Low oil prices are hurting OPEC’s weaker members
Low oil prices is causing financial difficulty for OPEC’s weaker members. Venezuela, for example, has burned through billions of dollars, leaving its foreign reserves near a decade-low, to stave off default. In Nigeria, officials are struggling to stem a selloff in the currency that has left it at a record low. Libya is calling for a cut in the OPEC output target and according to a recent International Monetary Fund Report Iran, Iraq and Algeria need the price to be at least $100. The average price of OPEC’s main export grades fell below $80 a barrel for the first time in four years on Nov. 4.

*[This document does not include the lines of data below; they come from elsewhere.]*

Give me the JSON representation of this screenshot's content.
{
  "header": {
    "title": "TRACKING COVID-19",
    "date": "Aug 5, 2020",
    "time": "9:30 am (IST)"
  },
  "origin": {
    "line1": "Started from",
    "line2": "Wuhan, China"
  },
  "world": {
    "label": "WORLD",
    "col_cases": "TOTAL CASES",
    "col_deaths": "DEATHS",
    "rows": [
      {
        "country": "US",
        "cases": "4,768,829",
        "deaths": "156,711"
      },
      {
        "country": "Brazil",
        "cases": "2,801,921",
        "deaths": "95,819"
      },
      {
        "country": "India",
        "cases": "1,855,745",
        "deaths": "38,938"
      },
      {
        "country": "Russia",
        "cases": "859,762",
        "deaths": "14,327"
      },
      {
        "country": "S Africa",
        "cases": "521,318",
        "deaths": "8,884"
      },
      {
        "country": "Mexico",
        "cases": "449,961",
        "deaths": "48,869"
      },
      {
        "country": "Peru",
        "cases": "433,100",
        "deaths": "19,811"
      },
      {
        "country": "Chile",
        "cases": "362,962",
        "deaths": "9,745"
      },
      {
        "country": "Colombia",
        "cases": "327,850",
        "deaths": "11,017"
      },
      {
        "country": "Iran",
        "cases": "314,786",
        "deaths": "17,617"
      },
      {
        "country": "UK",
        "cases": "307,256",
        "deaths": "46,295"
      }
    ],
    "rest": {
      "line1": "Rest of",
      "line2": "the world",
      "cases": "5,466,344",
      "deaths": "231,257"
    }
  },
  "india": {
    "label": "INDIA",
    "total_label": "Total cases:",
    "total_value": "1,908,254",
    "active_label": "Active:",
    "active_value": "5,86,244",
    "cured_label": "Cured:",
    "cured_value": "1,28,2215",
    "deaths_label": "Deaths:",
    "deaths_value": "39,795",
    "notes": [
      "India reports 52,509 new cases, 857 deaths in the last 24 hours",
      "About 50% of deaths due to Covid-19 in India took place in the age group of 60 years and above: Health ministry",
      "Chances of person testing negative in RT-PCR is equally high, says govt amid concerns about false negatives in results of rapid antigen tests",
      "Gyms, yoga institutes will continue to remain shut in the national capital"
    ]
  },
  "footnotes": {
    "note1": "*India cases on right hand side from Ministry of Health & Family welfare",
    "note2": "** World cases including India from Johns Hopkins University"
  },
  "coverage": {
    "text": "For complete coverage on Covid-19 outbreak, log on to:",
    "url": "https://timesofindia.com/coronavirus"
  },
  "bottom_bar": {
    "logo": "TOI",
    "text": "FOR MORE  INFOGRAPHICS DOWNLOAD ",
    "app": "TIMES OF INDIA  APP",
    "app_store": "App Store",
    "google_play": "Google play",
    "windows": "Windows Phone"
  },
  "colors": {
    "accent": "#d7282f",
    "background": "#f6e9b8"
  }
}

OPEC members are countries, not companies, so they don’t look at the profitability of wells, they look at their revenue for a fiscal. Venezuela, which gets 96 percent of its dollar earnings from oil, loses $700 million a year for each $1-a-barrel price drop, according to state-run oil company Petroleos de Venezuela SA. Consequently the market is beginning to believe the country is likely to default on its foreign-currency bonds.
In Equador their Ministry forecasts show prices of $80 to $84 dollars will leave the government with a huge deficit of around 5% of GDP by 2015.
Nigeria needs a Brent price of $126 to balance its budget according to Deutsche Bank and in Iraq the government scrapped the 2014 budget because of political disputes and concerns over a deficit stemming from falling oil prices.
Iran’s revenue from crude sales, already curbed by U.S. and European sanctions, dropped 30 percent because of the recent price decline. Iran’s $400 billion economy shrank more than 7 percent over the past two years, according to the IMF. The country pumped 2.77 million barrels a day in October, down 23 percent since the start of 2012, according to data compiled by Bloomberg.
The Saudis can cover spending plans with Brent at $84 a barrel, according to the IMF. The kingdom could “weather even an extended downturn” below its break-even price,
Kuwait’s plans won’t be affected as long as the price is above $75, Oil Minister Ali Al-Omair said in October.
Qatar needn’t worry because it’s still the lowest-cost producer in the world, Qatar Petroleum International Chief Executive Officer Nasser al-Jaidah told reporters in Doha on Nov. 3. The countries that are going to struggle if prices remain low are Iran, Venezuela, Nigeria and Ecuador but there appears to be little sign of a rise in oil prices.